Yesterday, after the close, it was announced that China booked five cargoes of US soybeans. The market will likely anticipate those showing up in this morning’s Flash Export Sales announcements, or no later than tomorrow morning, along with another decline in US crop ratings. While it was not entirely unexpected, corn ratings fell 2% to 67% good to excellent, while soybean ratings also declined 2% to 64%. It’s difficult to justify talk of record yields with those ratings and the current weather pattern heading into pollination.
Extreme heat continues to dominate western Europe’s crop-producing regions and is expected to persist for at least another 10 days, with triple-digit temperatures once again being forecast. This is occurring during the critical corn pollination window, with yields now expected to decline by 15% to 20%. There is also growing concern that Ukraine has received below-normal rainfall for its summer row crops, and additional heat is expected to build there as well, particularly across the country’s western corn-producing areas. Ukraine is expected to produce roughly 30 MMTs of corn this year, but weather over the next several weeks will be critical.
Across the central United States, forecasts continue to maintain a strong ridge of high pressure that will bring another round of heat into the Central Plains later this week. There will be some ridge-riding rainfall along the northern edge of the high-pressure dome, but the heat is becoming increasingly concerning for corn pollination, which is expected to continue through July 18. Temperatures are forecast to range from the 90s to the lower 100s across the Plains and western Midwest before moderating into the 80s and lower 90s across the central and eastern Midwest. It is the lack of meaningful rainfall from Texas north through South Dakota that remains the greatest concern for pollination across the western Corn Belt.

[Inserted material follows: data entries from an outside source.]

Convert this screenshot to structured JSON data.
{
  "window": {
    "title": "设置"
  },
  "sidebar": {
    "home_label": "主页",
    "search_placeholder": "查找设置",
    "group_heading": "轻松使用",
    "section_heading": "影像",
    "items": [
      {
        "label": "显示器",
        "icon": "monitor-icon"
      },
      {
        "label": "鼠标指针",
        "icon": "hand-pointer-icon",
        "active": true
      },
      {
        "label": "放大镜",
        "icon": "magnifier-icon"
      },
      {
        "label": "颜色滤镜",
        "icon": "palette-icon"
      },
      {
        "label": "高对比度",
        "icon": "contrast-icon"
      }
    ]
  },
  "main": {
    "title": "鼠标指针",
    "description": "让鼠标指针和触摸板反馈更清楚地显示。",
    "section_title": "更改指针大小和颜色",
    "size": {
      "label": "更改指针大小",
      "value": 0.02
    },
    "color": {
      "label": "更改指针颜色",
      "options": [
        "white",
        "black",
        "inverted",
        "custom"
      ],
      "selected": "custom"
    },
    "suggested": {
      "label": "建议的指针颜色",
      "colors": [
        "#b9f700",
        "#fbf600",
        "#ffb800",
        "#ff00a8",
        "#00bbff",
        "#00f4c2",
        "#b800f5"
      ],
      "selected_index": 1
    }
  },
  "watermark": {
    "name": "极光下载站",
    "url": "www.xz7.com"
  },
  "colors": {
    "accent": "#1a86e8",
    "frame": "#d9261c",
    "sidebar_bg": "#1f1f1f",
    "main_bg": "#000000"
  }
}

This Friday, the USDA will release the July WASDE supply and demand report at 11:00 a.m. CT. It will be interesting to see whether USDA lowers its corn yield estimate from 183 BPA and its soybean yield estimate from 53 BPA based on current crop conditions. Any reductions would also lower projected new crop carryout, which is already trending lower. Since USDA generally prefers to make adjustments gradually, any yield reduction in this report would suggest there is growing concern behind the scenes that total carryout is beginning to roll over from last year’s levels.
Cattle Overview
Yesterday, the cattle market had a rough opening, with feeder cattle tumbling from a nearly steady start to a $5.00 loss within the first minute of trading. The market then spent the bulk of the day recovering, ending the session higher, but with both live and feeder cattle closing only slightly above their day session opening prices. Technically, it was still a lower low and a lower high with an unimpressive close, leaving the cattle market with a bad taste while large discounts to the cash market remain.

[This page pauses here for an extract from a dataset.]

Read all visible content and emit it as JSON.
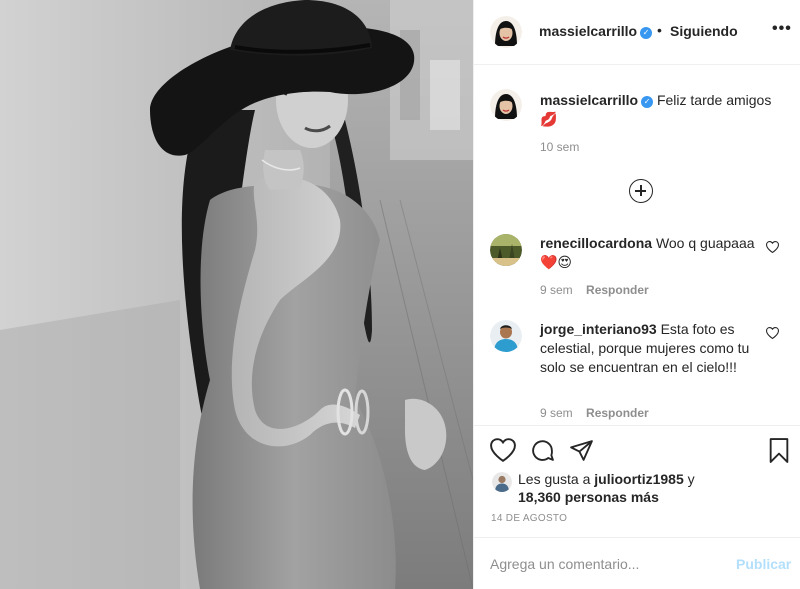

The cash feeder index slipped just $0.14 and now stands at $371.11. The one day feeder index initially spooked the market, coming in at $354.29 on 1,559 head. However, given the light holiday volume, the market quickly discounted that reading and is now waiting to see today’s response. Boxed beef values weakened again, with Choice down $0.59 to $386.48, while Select declined $1.56 to $365.87. Packer margins continue to show losses near $300 per head, not including byproducts, and packers are unlikely to become aggressive bidders until possibly Friday afternoon. A softer cash trade remains the bias following the holiday restocking period.

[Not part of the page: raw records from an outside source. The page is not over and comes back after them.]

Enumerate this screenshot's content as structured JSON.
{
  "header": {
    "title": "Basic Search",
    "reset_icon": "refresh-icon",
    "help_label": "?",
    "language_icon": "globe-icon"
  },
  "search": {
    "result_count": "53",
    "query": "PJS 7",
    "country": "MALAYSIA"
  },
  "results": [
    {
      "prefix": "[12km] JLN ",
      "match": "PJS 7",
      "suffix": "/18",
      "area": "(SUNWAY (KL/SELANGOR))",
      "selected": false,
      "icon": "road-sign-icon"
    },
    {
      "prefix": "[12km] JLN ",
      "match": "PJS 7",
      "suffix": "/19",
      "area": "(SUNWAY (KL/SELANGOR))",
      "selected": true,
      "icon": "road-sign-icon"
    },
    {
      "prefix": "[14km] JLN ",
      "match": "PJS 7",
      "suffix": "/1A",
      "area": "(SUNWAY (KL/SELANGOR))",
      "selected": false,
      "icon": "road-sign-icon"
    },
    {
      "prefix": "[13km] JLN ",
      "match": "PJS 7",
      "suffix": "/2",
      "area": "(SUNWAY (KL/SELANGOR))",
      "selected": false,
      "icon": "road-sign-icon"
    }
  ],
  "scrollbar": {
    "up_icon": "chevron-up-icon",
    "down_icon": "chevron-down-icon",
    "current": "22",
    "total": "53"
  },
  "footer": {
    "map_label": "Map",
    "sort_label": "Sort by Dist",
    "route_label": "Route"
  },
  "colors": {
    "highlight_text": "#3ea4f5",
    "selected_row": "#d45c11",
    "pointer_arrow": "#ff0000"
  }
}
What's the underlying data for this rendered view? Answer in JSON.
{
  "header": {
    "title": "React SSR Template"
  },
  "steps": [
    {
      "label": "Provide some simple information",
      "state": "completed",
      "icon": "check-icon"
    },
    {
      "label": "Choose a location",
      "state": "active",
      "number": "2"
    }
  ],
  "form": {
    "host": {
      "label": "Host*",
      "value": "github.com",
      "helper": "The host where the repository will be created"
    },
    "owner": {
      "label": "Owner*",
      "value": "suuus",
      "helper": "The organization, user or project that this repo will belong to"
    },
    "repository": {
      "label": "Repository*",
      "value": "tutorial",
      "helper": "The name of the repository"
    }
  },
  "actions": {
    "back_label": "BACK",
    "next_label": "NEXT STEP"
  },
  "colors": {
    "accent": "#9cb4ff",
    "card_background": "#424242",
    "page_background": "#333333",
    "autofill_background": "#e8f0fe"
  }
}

On the charts, August live cattle have trendline support drawn from the March and June lows, which comes in today between 237.50 and 237.80. Meanwhile, a close above yesterday’s high of 240.55 is needed to break the current downward momentum. August feeder cattle face resistance at the important 20 day moving average on the continuation chart, which comes in today at 363.24 and still maintains a positive slope. That moving average will begin to turn lower by the end of the week if August feeder cattle remain below 363. Meanwhile, yesterday’s low at 356.62 becomes an important technical reference point. Given the strength of yesterday’s recovery to a nearly unchanged close, that low now needs to hold, especially with August feeder cattle continuing to trade at a substantial discount to the cash feeder index near 371.